The pandemic's greatest significance lies in its revelation of the racism permeating America's social and economic policy, said Andrea Campbell, professor of political science. "It has been too easy for healthy, financially stable, often white Americans to think the vulnerable are residual."

"The pandemic has revealed the American health care system to be a non-system," said Jeffrey Harris, professor emeritus of economics and a practicing physician, pointing to the uncoordinated occupancy rates in New York hospitals and the country's inability to distribute vaccines efficiently and equitably.

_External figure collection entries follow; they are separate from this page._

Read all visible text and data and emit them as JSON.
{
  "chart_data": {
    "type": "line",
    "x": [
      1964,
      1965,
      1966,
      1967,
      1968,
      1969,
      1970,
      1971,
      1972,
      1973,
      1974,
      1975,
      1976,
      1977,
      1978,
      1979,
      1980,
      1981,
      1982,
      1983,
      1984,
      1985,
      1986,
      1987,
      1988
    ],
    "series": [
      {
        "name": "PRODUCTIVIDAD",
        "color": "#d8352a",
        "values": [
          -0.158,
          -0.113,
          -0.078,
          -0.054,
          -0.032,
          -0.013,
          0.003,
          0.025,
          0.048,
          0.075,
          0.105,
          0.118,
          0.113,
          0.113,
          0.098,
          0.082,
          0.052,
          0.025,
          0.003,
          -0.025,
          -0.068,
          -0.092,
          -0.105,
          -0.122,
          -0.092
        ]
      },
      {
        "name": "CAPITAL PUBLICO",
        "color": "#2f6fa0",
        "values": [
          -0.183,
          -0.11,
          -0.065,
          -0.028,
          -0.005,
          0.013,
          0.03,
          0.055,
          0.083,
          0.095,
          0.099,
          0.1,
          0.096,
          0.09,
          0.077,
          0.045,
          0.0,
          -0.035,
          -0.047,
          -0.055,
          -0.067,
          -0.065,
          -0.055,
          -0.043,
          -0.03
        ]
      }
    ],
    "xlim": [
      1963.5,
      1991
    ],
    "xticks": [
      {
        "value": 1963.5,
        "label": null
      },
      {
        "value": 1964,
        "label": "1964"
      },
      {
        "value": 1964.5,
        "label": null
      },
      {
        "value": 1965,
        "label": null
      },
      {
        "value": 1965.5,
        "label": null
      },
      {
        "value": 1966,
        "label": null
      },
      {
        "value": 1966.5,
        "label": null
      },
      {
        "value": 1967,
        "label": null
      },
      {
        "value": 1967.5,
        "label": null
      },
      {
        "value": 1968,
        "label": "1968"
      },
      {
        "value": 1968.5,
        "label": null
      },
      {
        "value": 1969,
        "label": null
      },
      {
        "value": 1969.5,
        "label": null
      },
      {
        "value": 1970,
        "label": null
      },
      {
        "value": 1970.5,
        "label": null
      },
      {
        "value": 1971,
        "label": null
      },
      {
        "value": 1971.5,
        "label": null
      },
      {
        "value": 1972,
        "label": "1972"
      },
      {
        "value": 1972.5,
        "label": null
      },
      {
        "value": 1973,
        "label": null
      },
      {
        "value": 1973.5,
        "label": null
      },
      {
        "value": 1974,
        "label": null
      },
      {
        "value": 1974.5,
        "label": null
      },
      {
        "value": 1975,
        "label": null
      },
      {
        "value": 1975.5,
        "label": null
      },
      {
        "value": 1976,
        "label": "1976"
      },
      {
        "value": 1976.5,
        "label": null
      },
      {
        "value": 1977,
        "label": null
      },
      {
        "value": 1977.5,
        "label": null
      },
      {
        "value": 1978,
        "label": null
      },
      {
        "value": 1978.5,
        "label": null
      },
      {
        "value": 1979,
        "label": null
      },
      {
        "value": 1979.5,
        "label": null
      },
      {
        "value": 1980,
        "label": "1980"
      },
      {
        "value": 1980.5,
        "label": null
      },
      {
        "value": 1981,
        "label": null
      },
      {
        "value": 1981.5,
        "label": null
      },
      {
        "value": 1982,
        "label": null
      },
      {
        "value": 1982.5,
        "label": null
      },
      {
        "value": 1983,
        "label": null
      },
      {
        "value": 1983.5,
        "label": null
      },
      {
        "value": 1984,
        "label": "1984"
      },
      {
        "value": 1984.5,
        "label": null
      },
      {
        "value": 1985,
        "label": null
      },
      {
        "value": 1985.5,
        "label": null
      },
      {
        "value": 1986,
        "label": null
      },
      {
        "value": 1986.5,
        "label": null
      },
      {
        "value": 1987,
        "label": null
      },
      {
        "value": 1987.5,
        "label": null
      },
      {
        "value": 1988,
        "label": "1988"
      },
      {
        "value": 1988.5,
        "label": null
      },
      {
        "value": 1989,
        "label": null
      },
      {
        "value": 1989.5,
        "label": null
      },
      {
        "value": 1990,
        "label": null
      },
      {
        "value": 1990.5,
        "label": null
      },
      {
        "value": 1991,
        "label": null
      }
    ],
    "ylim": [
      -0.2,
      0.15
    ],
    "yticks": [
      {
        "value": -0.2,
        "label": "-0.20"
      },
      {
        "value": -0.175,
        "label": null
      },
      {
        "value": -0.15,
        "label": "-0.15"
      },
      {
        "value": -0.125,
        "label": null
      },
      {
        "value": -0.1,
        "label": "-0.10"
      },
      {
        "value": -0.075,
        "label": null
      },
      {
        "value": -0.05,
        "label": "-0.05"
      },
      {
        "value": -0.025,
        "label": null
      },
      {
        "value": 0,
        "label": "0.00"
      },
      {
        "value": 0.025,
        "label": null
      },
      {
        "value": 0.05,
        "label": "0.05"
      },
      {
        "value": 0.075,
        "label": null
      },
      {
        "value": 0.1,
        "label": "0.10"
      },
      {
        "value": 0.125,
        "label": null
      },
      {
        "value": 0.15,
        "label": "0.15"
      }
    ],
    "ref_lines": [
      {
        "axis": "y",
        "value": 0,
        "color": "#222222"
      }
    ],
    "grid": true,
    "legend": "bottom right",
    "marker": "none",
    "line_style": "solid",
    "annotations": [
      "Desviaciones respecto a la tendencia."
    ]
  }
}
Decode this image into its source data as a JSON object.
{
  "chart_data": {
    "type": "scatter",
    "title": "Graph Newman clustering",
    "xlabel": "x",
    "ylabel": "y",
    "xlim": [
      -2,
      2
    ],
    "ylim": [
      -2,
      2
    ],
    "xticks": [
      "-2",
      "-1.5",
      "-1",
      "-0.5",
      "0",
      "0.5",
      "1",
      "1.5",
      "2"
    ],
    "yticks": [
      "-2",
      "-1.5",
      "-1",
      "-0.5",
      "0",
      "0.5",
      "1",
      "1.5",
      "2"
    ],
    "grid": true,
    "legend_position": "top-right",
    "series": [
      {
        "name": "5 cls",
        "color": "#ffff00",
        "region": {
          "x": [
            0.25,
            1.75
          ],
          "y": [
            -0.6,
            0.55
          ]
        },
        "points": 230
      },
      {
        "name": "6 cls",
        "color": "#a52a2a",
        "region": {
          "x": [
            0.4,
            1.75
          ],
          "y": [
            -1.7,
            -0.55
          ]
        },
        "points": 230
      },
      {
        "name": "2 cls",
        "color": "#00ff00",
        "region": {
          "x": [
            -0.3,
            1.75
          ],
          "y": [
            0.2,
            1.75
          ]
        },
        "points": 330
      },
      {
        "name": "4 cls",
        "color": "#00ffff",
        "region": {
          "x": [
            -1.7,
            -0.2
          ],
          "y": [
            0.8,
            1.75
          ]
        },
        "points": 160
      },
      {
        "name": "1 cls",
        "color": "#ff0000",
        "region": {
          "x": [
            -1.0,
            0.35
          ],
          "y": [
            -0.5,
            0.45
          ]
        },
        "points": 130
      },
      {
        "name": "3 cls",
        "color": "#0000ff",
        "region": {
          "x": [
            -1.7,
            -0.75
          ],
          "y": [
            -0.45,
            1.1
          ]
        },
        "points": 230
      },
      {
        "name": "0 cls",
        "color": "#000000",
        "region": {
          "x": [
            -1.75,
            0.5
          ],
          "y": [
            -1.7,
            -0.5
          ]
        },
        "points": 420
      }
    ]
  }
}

Medical Professor Erica Caple James questioned policymakers who, aware of the fact that disease and death fall disproportionately in marginal populations, make decisions that deepen the risks of vulnerable groups, urging that American health infrastructure should be improved.

Economics Professor Parag Pathak hopes that the pandemic could spur renewed focus on protecting the disadvantaged, who have borne the brunt of COVID-19, while arguing that the East-Asian style, centralized, and coordinated health systems are more equipped to manage population health, especially during a pandemic.

African Americans are three times as likely as whites to be infected with the virus, and twice as likely to die from it, according to a report by the National Urban League.

The United States has seen a rise in new cases in 27 states, including cases from new and emerging COVID-19 variants. The seven-day average of new COVID-19 cases now stands at 61,000 cases a day, according to data from the U.S. Centers for Disease Control and Prevention.